Client Background

Client is a prominent consumer bank in Indonesia with a network of 400 branches, 3,000 ATMs and 1,000 recycle machines (RCMs).

 

Business Need

Our client was looking for an optimization solution to better manage the distribution of cash across their many customer interaction points. They requested a forecast of deposits and withdrawals on a daily basis at the branch, ATM and RCM level. In addition, Valiance needed to find optimal dates for cash-in (cash deposits) required at the branch, ATM and RCM level to meet the withdrawal demand subject to following constraints:

 

  • Each cash deposit by a van incurs transportation costs.
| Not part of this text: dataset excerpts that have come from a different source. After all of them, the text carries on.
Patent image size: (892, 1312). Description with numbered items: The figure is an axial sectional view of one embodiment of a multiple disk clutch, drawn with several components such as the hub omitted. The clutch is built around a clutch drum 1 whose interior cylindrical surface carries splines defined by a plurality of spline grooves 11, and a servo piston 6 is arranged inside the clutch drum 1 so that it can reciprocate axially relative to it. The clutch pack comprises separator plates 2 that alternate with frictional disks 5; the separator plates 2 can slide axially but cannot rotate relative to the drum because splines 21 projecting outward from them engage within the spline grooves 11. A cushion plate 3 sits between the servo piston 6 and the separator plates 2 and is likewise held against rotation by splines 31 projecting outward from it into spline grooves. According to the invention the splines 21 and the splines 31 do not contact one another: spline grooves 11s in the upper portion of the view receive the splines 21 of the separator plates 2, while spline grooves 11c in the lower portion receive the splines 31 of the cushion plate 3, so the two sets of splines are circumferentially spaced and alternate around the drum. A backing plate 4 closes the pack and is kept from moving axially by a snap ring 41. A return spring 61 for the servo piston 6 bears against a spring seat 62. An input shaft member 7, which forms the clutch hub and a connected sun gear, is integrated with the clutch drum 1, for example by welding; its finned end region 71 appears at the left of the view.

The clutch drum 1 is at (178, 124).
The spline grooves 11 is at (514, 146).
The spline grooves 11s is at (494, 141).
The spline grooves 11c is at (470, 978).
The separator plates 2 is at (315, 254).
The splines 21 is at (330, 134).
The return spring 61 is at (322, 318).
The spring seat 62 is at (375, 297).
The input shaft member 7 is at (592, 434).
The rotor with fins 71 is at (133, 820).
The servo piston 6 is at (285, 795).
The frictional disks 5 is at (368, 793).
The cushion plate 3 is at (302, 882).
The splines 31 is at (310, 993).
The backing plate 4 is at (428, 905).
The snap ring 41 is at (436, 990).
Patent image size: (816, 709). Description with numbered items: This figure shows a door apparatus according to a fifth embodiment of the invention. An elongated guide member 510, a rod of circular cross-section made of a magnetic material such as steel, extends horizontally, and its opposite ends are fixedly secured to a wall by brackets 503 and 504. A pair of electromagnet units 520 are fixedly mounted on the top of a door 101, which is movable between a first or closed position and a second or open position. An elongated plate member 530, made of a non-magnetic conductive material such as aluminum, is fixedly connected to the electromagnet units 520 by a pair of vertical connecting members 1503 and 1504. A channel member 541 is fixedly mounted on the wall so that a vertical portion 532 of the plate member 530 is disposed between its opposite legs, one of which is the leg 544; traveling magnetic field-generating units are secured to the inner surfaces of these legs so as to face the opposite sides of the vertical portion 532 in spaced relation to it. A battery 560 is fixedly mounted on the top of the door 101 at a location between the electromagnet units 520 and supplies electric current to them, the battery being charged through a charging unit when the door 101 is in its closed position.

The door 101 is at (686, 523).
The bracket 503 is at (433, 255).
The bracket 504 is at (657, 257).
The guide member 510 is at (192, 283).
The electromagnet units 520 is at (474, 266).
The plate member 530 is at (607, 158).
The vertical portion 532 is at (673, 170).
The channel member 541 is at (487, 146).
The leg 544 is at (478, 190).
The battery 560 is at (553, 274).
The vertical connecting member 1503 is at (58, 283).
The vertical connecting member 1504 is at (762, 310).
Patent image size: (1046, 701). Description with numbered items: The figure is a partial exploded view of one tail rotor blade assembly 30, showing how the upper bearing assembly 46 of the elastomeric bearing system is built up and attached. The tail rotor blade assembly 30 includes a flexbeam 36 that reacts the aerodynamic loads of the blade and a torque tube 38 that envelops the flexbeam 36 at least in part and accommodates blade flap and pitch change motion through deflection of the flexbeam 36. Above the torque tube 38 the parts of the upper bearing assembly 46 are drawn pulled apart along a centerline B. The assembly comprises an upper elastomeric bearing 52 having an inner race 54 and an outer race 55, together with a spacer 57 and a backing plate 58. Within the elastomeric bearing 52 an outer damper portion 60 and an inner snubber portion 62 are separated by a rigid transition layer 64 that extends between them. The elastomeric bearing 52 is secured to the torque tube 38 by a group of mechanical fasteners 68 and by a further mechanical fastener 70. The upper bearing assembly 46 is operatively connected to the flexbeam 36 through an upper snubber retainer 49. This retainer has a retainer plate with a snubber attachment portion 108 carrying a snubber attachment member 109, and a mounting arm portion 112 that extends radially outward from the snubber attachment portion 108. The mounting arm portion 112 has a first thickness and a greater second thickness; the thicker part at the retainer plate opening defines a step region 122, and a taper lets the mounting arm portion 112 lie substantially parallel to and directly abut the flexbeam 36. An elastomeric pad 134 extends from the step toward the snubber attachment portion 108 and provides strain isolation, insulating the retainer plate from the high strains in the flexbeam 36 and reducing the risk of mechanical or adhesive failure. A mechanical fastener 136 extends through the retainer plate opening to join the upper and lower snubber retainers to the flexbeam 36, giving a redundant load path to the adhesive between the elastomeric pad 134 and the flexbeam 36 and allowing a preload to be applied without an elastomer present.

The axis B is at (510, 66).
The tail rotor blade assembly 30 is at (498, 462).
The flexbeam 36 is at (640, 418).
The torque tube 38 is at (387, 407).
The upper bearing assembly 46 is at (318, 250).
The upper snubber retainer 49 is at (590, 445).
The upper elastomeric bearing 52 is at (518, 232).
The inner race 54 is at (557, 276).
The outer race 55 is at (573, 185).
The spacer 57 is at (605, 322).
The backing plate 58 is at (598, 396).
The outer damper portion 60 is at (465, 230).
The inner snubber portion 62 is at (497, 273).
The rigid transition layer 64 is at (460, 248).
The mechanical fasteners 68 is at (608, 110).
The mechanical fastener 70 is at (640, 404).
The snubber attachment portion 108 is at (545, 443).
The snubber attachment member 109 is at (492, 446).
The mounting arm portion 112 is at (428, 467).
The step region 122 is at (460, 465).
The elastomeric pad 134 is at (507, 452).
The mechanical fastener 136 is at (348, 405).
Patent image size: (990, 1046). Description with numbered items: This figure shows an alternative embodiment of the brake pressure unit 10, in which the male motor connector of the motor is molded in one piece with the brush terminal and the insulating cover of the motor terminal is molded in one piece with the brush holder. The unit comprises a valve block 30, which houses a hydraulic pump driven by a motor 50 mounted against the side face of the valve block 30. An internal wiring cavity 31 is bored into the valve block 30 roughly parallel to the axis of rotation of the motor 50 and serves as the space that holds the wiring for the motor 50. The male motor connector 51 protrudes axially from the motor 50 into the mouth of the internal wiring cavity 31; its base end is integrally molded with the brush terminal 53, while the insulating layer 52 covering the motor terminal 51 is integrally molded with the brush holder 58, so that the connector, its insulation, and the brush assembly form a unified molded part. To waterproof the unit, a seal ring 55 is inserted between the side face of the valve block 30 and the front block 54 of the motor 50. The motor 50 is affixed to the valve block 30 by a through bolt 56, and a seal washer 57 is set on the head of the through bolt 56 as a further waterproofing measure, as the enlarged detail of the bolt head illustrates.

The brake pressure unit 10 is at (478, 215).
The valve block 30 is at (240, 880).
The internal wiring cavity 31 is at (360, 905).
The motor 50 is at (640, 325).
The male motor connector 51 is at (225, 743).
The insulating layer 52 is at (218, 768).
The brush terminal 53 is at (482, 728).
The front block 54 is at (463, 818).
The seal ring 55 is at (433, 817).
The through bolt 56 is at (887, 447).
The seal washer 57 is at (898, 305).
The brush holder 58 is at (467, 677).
Transportation cost should be minimized in a way that we bring in cash needed for next few days in a single journey instead of many.
  • Excess cash parked in branches implies additional interest cost paid to central bank. Bringing cash required to meet demand would save excessive interest paid.
  • Limit to the cash amount every branch, ATM and RCM can hold.

 

Solution
  • Valiance created a Neural Network-based machine algorithm to forecast transactions.
  • A Quadratic Optimization model was implemented to optimize cash in/cash out for RCM, ATM and cash centers.

 

Outcome
  • Daily forecasts for deposits and withdrawals helped the bank to more efficiently distribute its money across ATMs, RCMs and branches. Forecasts were accurate to the tune of +/-15% on average.
  • Client reduced its transportation cost and saved interest on borrowed money by optimizing cash deposits to branches, atm’s and RCM’s once the forecast for deposits and withdrawals was complete.